Although the computer models show the drying has already started, they are not accurate enough to know whether the drought is the result of global warming or a natural variation.
"It's really hard to tell," said Connie Woodhouse, a paleoclimatologist at the University of Arizona. "It may well be one of the first events we can attribute to global warming."
The U.S. and southern Europe will be better prepared to deal with frequent drought than most African nations.
For the U.S., the biggest problem would be water shortages. The seven Colorado River Basin states -- Colorado, Wyoming, Utah, Nevada, New Mexico, Arizona and California -- would battle each other for diminished river flows.
Mexico, which has a share of the Colorado River under a 1944 treaty and has complained of U.S. diversions in the past, would join the struggle.

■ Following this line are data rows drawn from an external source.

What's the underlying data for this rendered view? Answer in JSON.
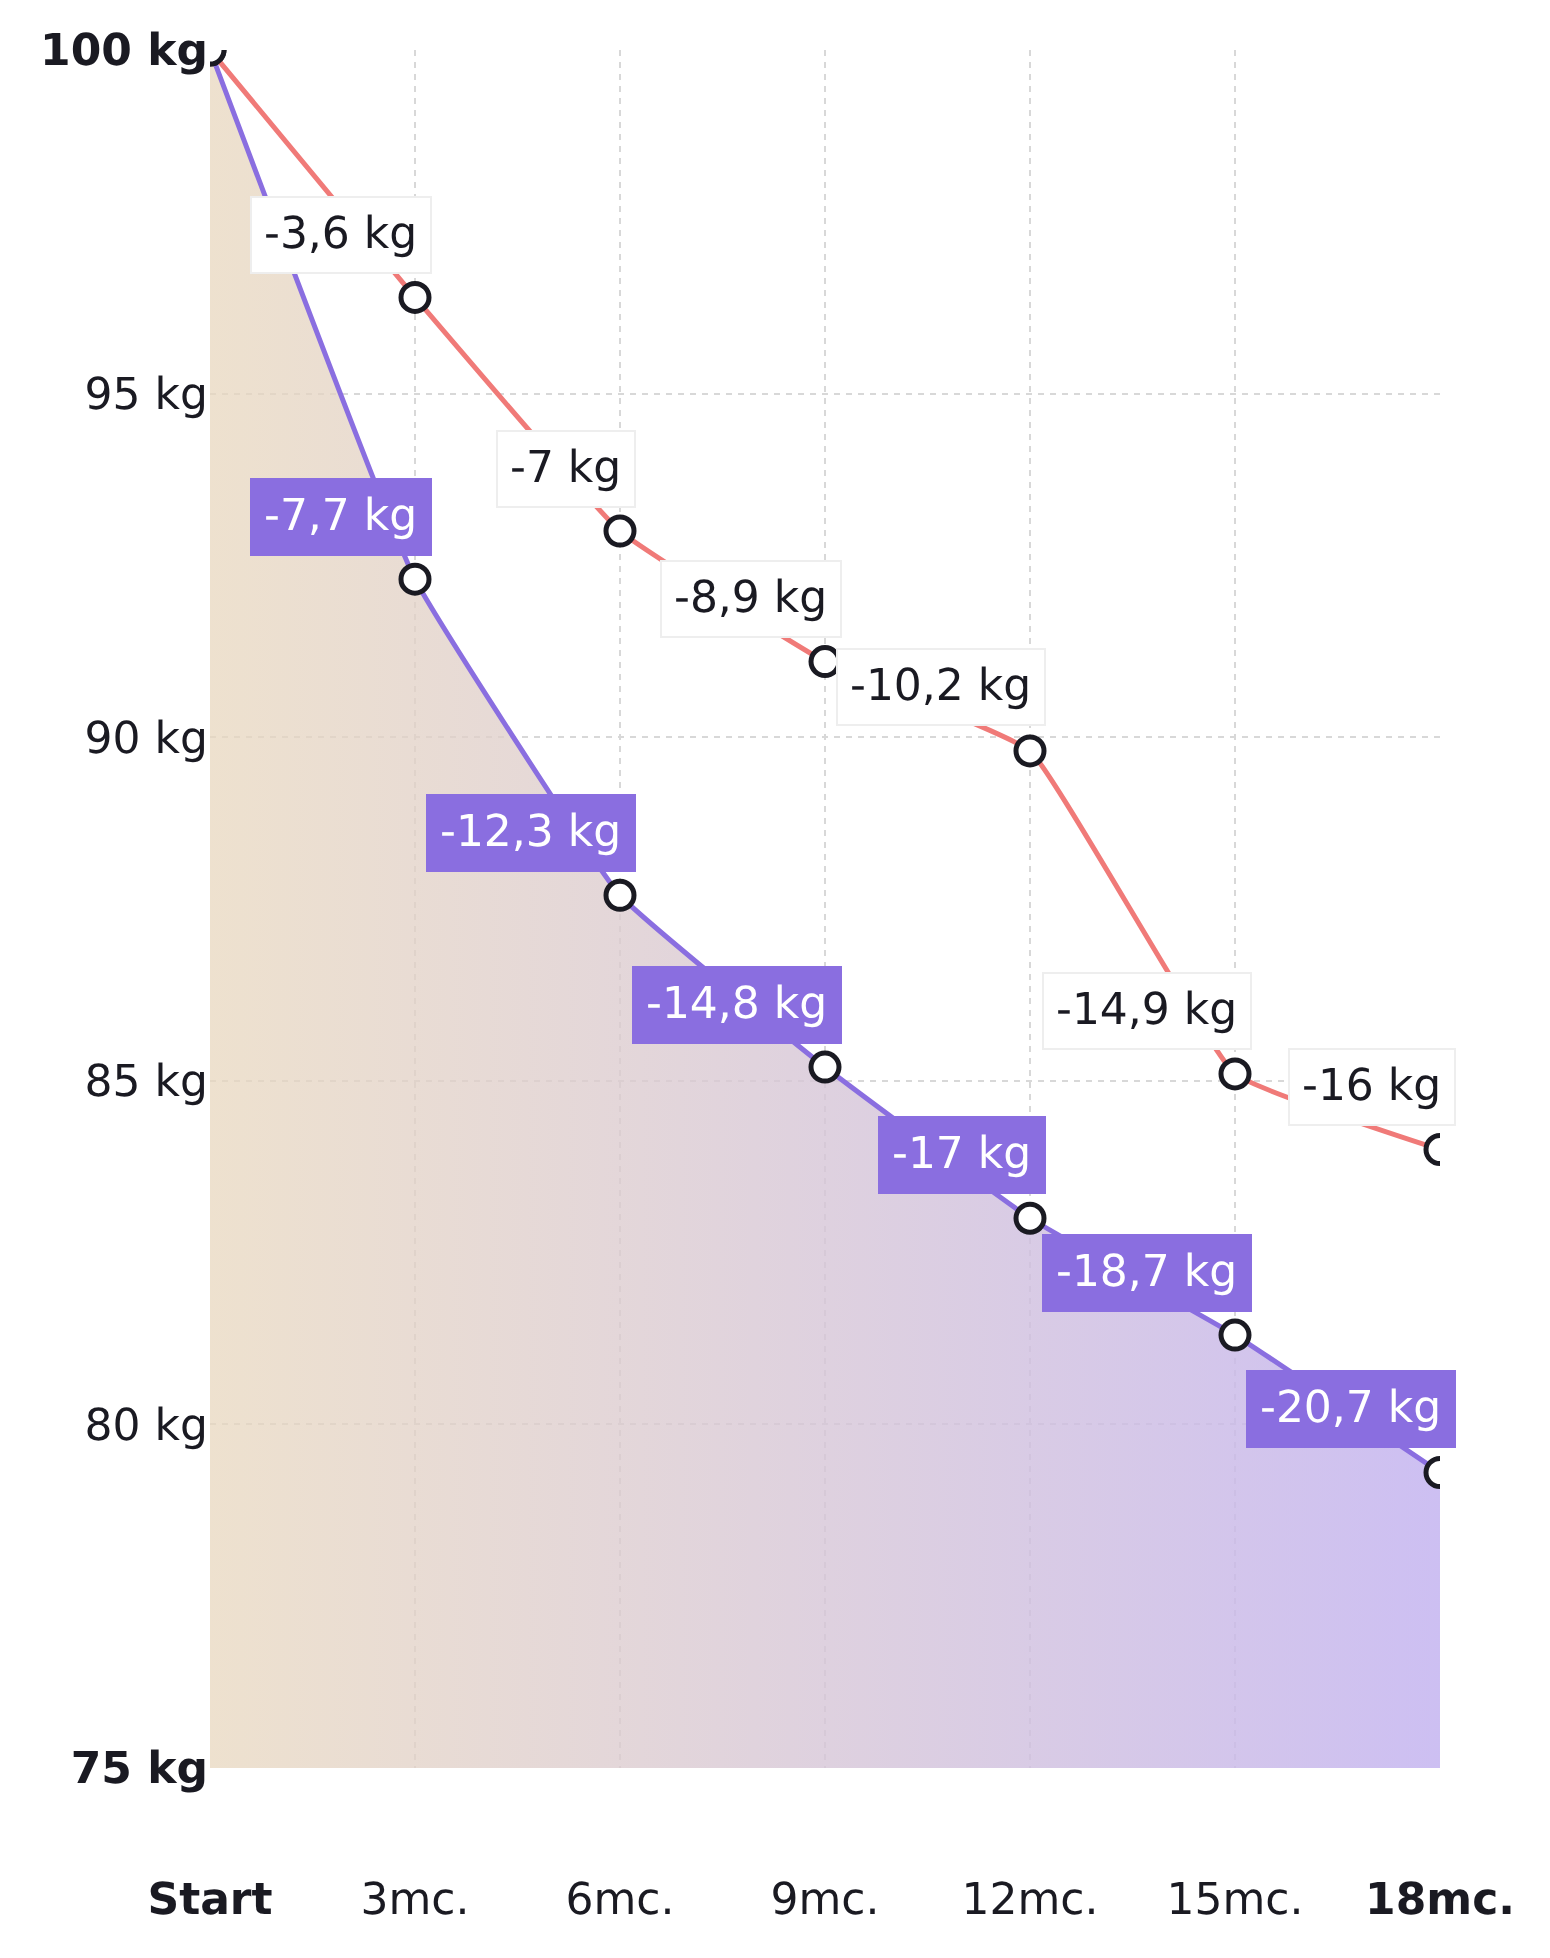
{
  "chart_data": {
    "type": "line",
    "categories": [
      "Start",
      "3mc.",
      "6mc.",
      "9mc.",
      "12mc.",
      "15mc.",
      "18mc."
    ],
    "series": [
      {
        "type": "line",
        "color": "#f07a78",
        "values": [
          100,
          96.4,
          93,
          91.1,
          89.8,
          85.1,
          84
        ]
      },
      {
        "type": "area",
        "color": "#8a6ee0",
        "values": [
          100,
          92.3,
          87.7,
          85.2,
          83,
          81.3,
          79.3
        ]
      }
    ],
    "annotations": [
      {
        "text": "-3,6 kg",
        "x": "3mc.",
        "y": 96.4
      },
      {
        "text": "-7 kg",
        "x": "6mc.",
        "y": 93
      },
      {
        "text": "-8,9 kg",
        "x": "9mc.",
        "y": 91.1
      },
      {
        "text": "-10,2 kg",
        "x": "12mc.",
        "y": 89.8
      },
      {
        "text": "-14,9 kg",
        "x": "15mc.",
        "y": 85.1
      },
      {
        "text": "-16 kg",
        "x": "18mc.",
        "y": 84
      },
      {
        "text": "-7,7 kg",
        "x": "3mc.",
        "y": 92.3
      },
      {
        "text": "-12,3 kg",
        "x": "6mc.",
        "y": 87.7
      },
      {
        "text": "-14,8 kg",
        "x": "9mc.",
        "y": 85.2
      },
      {
        "text": "-17 kg",
        "x": "12mc.",
        "y": 83
      },
      {
        "text": "-18,7 kg",
        "x": "15mc.",
        "y": 81.3
      },
      {
        "text": "-20,7 kg",
        "x": "18mc.",
        "y": 79.3
      }
    ],
    "ylim": [
      75,
      100
    ],
    "yticks": [
      {
        "value": 75,
        "label": "75 kg"
      },
      {
        "value": 80,
        "label": "80 kg"
      },
      {
        "value": 85,
        "label": "85 kg"
      },
      {
        "value": 90,
        "label": "90 kg"
      },
      {
        "value": 95,
        "label": "95 kg"
      },
      {
        "value": 100,
        "label": "100 kg"
      }
    ],
    "grid": true,
    "marker": "circle",
    "line_style": "solid"
  }
}
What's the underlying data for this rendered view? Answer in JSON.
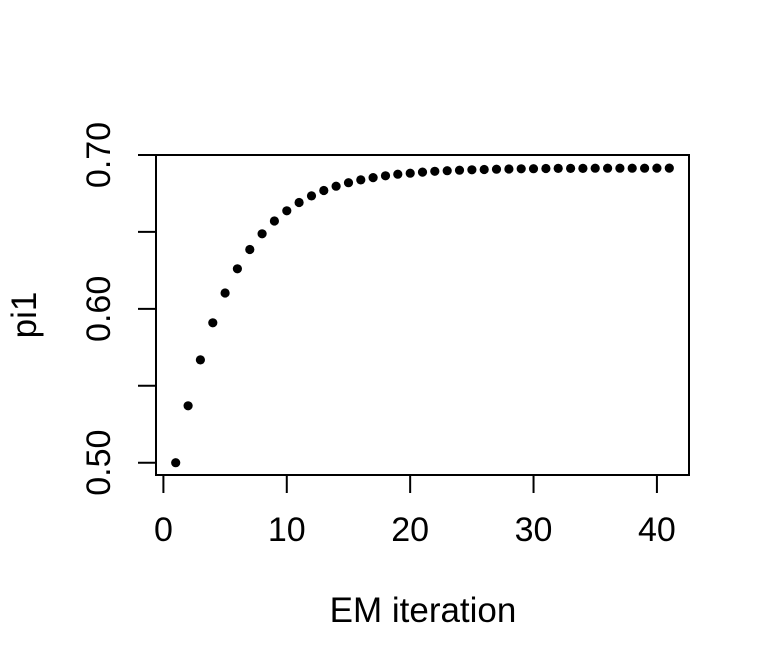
{
  "figure": {
    "background": "#ffffff",
    "axis_color": "#000000",
    "point_color": "#000000"
  },
  "chart_data": {
    "type": "scatter",
    "title": "",
    "xlabel": "EM iteration",
    "ylabel": "pi1",
    "grid": false,
    "legend": null,
    "marker": "filled-circle",
    "xlim": [
      -0.6,
      42.6
    ],
    "ylim": [
      0.492,
      0.7
    ],
    "x_ticks": {
      "values": [
        0,
        10,
        20,
        30,
        40
      ],
      "labels": [
        "0",
        "10",
        "20",
        "30",
        "40"
      ]
    },
    "y_ticks": {
      "values": [
        0.5,
        0.55,
        0.6,
        0.65,
        0.7
      ],
      "labels": [
        "0.50",
        "",
        "0.60",
        "",
        "0.70"
      ]
    },
    "series": [
      {
        "name": "pi1",
        "x": [
          1,
          2,
          3,
          4,
          5,
          6,
          7,
          8,
          9,
          10,
          11,
          12,
          13,
          14,
          15,
          16,
          17,
          18,
          19,
          20,
          21,
          22,
          23,
          24,
          25,
          26,
          27,
          28,
          29,
          30,
          31,
          32,
          33,
          34,
          35,
          36,
          37,
          38,
          39,
          40,
          41
        ],
        "y": [
          0.5,
          0.537,
          0.5668,
          0.5909,
          0.6103,
          0.626,
          0.6386,
          0.6488,
          0.6571,
          0.6637,
          0.6691,
          0.6734,
          0.6769,
          0.6797,
          0.682,
          0.6838,
          0.6853,
          0.6865,
          0.6875,
          0.6882,
          0.6889,
          0.6894,
          0.6898,
          0.6901,
          0.6904,
          0.6906,
          0.6908,
          0.6909,
          0.691,
          0.6911,
          0.6912,
          0.6913,
          0.6913,
          0.6913,
          0.6914,
          0.6914,
          0.6914,
          0.6914,
          0.6914,
          0.6915,
          0.6915
        ]
      }
    ]
  }
}
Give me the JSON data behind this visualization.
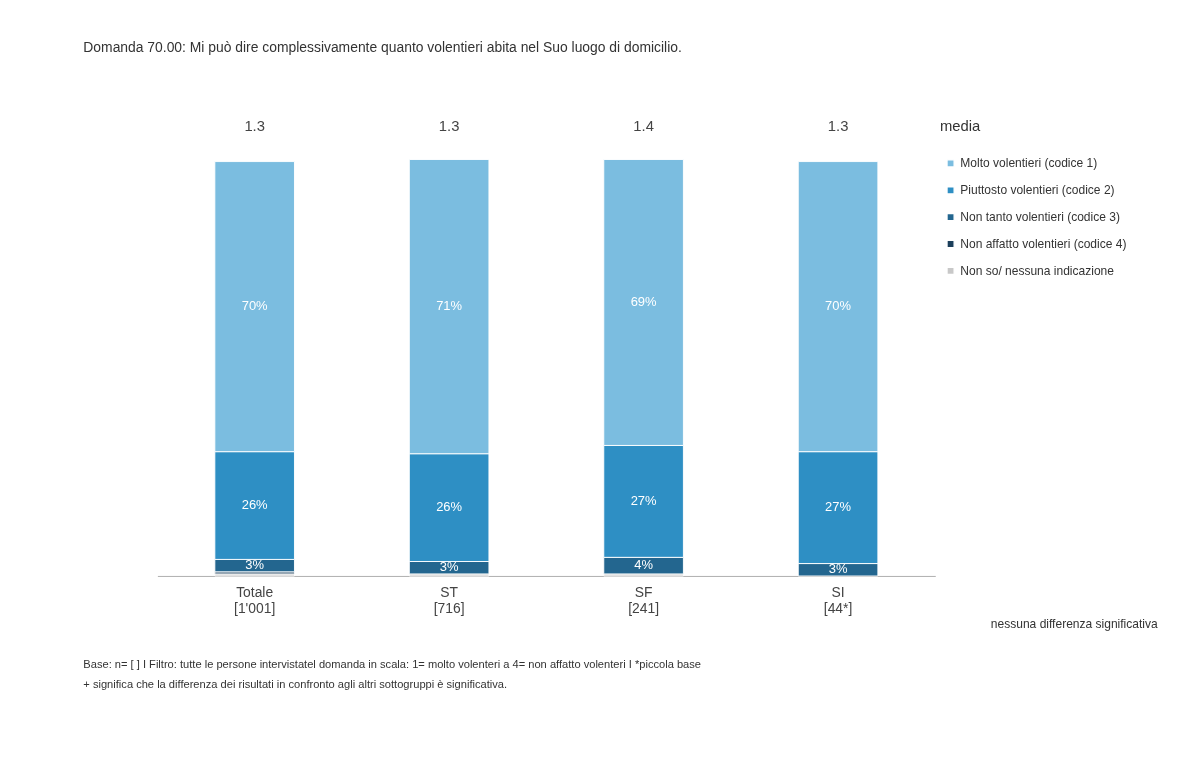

Inevitably, water would be reallocated from agriculture, which uses most of the West's supply, to urban users, drying up farms. California would come under pressure to build desalination plants on the coast, despite environmental concerns.
"This is a situation that is going to cause water wars," said Kevin Trenberth, a scientist at the National Center for Atmospheric Research in Boulder, Colo.
"If there's not enough water to meet everybody's allocation, how do you divide it up?"
Officials from seven states recently forged an agreement on the current drought, which has left the Colorado River's big reservoirs -- Lake Powell and Lake Mead -- about half-empty. Without some very wet years, federal water managers say, Lake Mead may never refill.
In the next couple of years, water deliveries may have to be reduced to Arizona and Nevada, whose water rights are second to California.